Granted my rent has gone up by a factor of 3.5, but after paying rent I've still got double the money leftover. Other things are cheaper too.

Now of course there is a couple years experience vs when I was in BC, but I would still probably be close to double.

Ok it's working for you then. I think with housing costs factored in plus the net pay as the pay increase is taxed at a higher rate, plus quality of life issues make it less appealing.

In the main I'm talking about "world cities" where the big finance firms launder money through property, detaching the price from local wages, such as NY, LN and TK.

I wouldn't count Seattle as a "big" city. The OP was talking about NY and SF, both of these are very big.

> "hellish place like NY"

As opposed to what kind of place in Canada? NY was pretty awesome the last time I visited.

It's subjective. I think it's hellish to live in. To visit, great.
What isn't subjective is the higher pay.
Which I didn't dispute. I disputed the idea that it's 500% from some guy who has 4 years experience.
Same for Mexican software engineers. Except the difference is more like 13-15x. I just found a job posting for a .NET web dev role for $17k pesos per month, equivalent to $12k dollars per year. Even adjusted for COL, US salaries are a fortune.
I feel that you could replace "Canada" with a lot of other countries here. Canada is even more impacted due to its geographical proximity and the agreements between the US and Canada, but what you said rings true for a lot of European countries as well!
>I'm a proud Canadian, and all else being equal I'd rather live in Canada than the US,

I think we need some border-tightening. :-)

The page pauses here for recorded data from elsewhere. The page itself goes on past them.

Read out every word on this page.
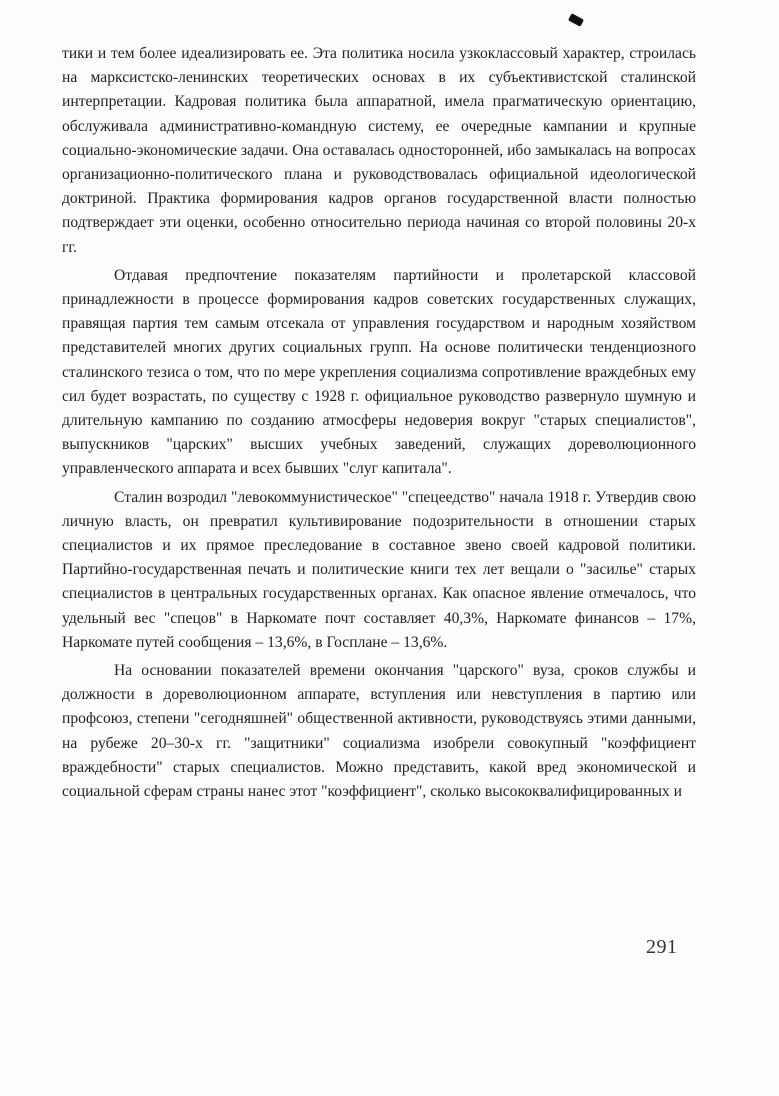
тики и тем более идеализировать ее. Эта политика носила узкоклассовый характер, строилась на марксистско-ленинских теоретических основах в их субъективистской сталинской интерпретации. Кадровая политика была аппаратной, имела прагматическую ориентацию, обслуживала административно-командную систему, ее очередные кампании и крупные социально-экономические задачи. Она оставалась односторонней, ибо замыкалась на вопросах организационно-политического плана и руководствовалась официальной идеологической доктриной. Практика формирования кадров органов государственной власти полностью подтверждает эти оценки, особенно относительно периода начиная со второй половины 20-х гг.

Отдавая предпочтение показателям партийности и пролетарской классовой принадлежности в процессе формирования кадров советских государственных служащих, правящая партия тем самым отсекала от управления государством и народным хозяйством представителей многих других социальных групп. На основе политически тенденциозного сталинского тезиса о том, что по мере укрепления социализма сопротивление враждебных ему сил будет возрастать, по существу с 1928 г. официальное руководство развернуло шумную и длительную кампанию по созданию атмосферы недоверия вокруг "старых специалистов", выпускников "царских" высших учебных заведений, служащих дореволюционного управленческого аппарата и всех бывших "слуг капитала".

Сталин возродил "левокоммунистическое" "спецеедство" начала 1918 г. Утвердив свою личную власть, он превратил культивирование подозрительности в отношении старых специалистов и их прямое преследование в составное звено своей кадровой политики. Партийно-государственная печать и политические книги тех лет вещали о "засилье" старых специалистов в центральных государственных органах. Как опасное явление отмечалось, что удельный вес "спецов" в Наркомате почт составляет 40,3%, Наркомате финансов – 17%, Наркомате путей сообщения – 13,6%, в Госплане – 13,6%.

На основании показателей времени окончания "царского" вуза, сроков службы и должности в дореволюционном аппарате, вступления или невступления в партию или профсоюз, степени "сегодняшней" общественной активности, руководствуясь этими данными, на рубеже 20–30-х гг. "защитники" социализма изобрели совокупный "коэффициент враждебности" старых специалистов. Можно представить, какой вред экономической и социальной сферам страны нанес этот "коэффициент", сколько высококвалифицированных и

291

Here's another title: "Canadians Drive down Salaries of US Artificial Intelligence Researchers"

> “We are losing our top talent, the talent at every level,” says Ajay Agrawal, a professor at the University of Toronto’s Rotman School of Management. “While we had that advantage, it is slipping through our fingers.”

well yeah, people want to go to the states and be paid more while working on interesting things.

The article brought my ML prof at UBC, Nando de Freitas. Absolutely stunningly brilliant, in a way that inspired deep questions in philosophy, CompSci, math and psychology. It's a shame he no longer teaches at UBC and now works at Google.